『忘れないでと願う弱さ』
「ごめん」
ペンを落とした。いつも通り空き教室で必要なフェイク情報の書き出しをしていた時だった。窓から差し込む西日をカーテンで遮っているこの部屋は少し薄暗く、手が滑ってカツンと音を立てる。面倒だと思えば手を伸ばそうとする前に目の前の金髪が視界から消えまた顔を出した。手にペンが戻る。この時の俺はきっと、どうかしていた。黄昏時の虚しさが何処と無く漂う哀愁がそうさせたのか、弱い心がふと顔を出して勝手に言葉を吐く。
「あは、気にしなくていいのに」
ゆるりと瞳を細め"ごめん"なんて珍しいね、と話す声を聞きながら目を合わせる。
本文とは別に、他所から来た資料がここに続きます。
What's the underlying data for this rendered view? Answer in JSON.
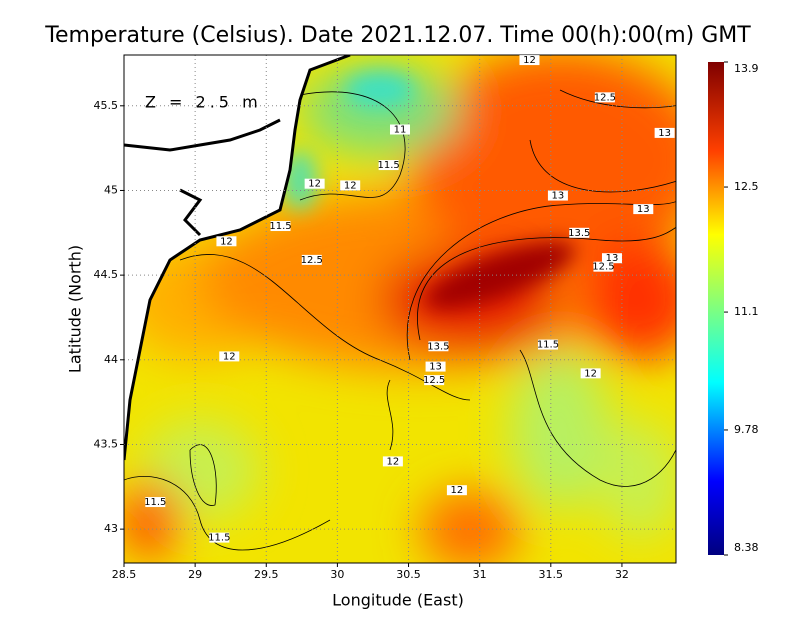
{
  "chart_data": {
    "type": "heatmap",
    "title": "Temperature (Celsius). Date 2021.12.07. Time 00(h):00(m) GMT",
    "annotation": "Z = 2.5 m",
    "x_label": "Longitude (East)",
    "y_label": "Latitude (North)",
    "xlim": [
      28.5,
      32.38
    ],
    "ylim": [
      42.8,
      45.8
    ],
    "xticks": [
      28.5,
      29,
      29.5,
      30,
      30.5,
      31,
      31.5,
      32
    ],
    "yticks": [
      43,
      43.5,
      44,
      44.5,
      45,
      45.5
    ],
    "grid": true,
    "colorbar_lim": [
      8.38,
      13.9
    ],
    "colorbar_ticks": [
      13.9,
      12.5,
      11.1,
      9.78,
      8.38
    ],
    "contour_labels": [
      {
        "value": 12,
        "lon": 31.35,
        "lat": 45.77
      },
      {
        "value": 12.5,
        "lon": 31.88,
        "lat": 45.55
      },
      {
        "value": 13,
        "lon": 32.3,
        "lat": 45.34
      },
      {
        "value": 11,
        "lon": 30.44,
        "lat": 45.36
      },
      {
        "value": 11.5,
        "lon": 30.36,
        "lat": 45.15
      },
      {
        "value": 12,
        "lon": 30.09,
        "lat": 45.03
      },
      {
        "value": 12,
        "lon": 29.84,
        "lat": 45.04
      },
      {
        "value": 11.5,
        "lon": 29.6,
        "lat": 44.79
      },
      {
        "value": 12,
        "lon": 29.22,
        "lat": 44.7
      },
      {
        "value": 13,
        "lon": 31.55,
        "lat": 44.97
      },
      {
        "value": 13,
        "lon": 32.15,
        "lat": 44.89
      },
      {
        "value": 13.5,
        "lon": 31.7,
        "lat": 44.75
      },
      {
        "value": 12.5,
        "lon": 29.82,
        "lat": 44.59
      },
      {
        "value": 13,
        "lon": 31.93,
        "lat": 44.6
      },
      {
        "value": 12.5,
        "lon": 31.87,
        "lat": 44.55
      },
      {
        "value": 13.5,
        "lon": 30.71,
        "lat": 44.08
      },
      {
        "value": 13,
        "lon": 30.69,
        "lat": 43.96
      },
      {
        "value": 12.5,
        "lon": 30.68,
        "lat": 43.88
      },
      {
        "value": 11.5,
        "lon": 31.48,
        "lat": 44.09
      },
      {
        "value": 12,
        "lon": 31.78,
        "lat": 43.92
      },
      {
        "value": 12,
        "lon": 29.24,
        "lat": 44.02
      },
      {
        "value": 12,
        "lon": 30.39,
        "lat": 43.4
      },
      {
        "value": 12,
        "lon": 30.84,
        "lat": 43.23
      },
      {
        "value": 11.5,
        "lon": 28.72,
        "lat": 43.16
      },
      {
        "value": 11.5,
        "lon": 29.17,
        "lat": 42.95
      }
    ]
  }
}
ペンの事じゃない。あの日、お前の誕生日を祝えなかった後悔を。変わってしまった自分とお前との関係性と。全て。
忘れたままでいい。
忘れないで。
思い出さなくていい。
思い出して。
矛盾した想いがどれも嘘ではなくてだからこそ気が緩んで、許されたいと願ってしまった。
「ごめん、」
あの日行けなくて。
今のお前にこの謝罪の意味は伝わらないと知っているのに、自分の罪悪感を軽くする為にこうして何も知らないお前に告げるこれは、ただの自己満足でしかない。何が兄だ。そんなものを名乗ることすら馬鹿げている。だから、だから全部忘れたまま此処にはもう。
「くーくん?」
そう思うのに、お前のその声が、呼び方が。
どうしても捨てきれなくていけない。
お前が覚えていてくれたら、今でも俺はお前の近くにいられたのだろうか。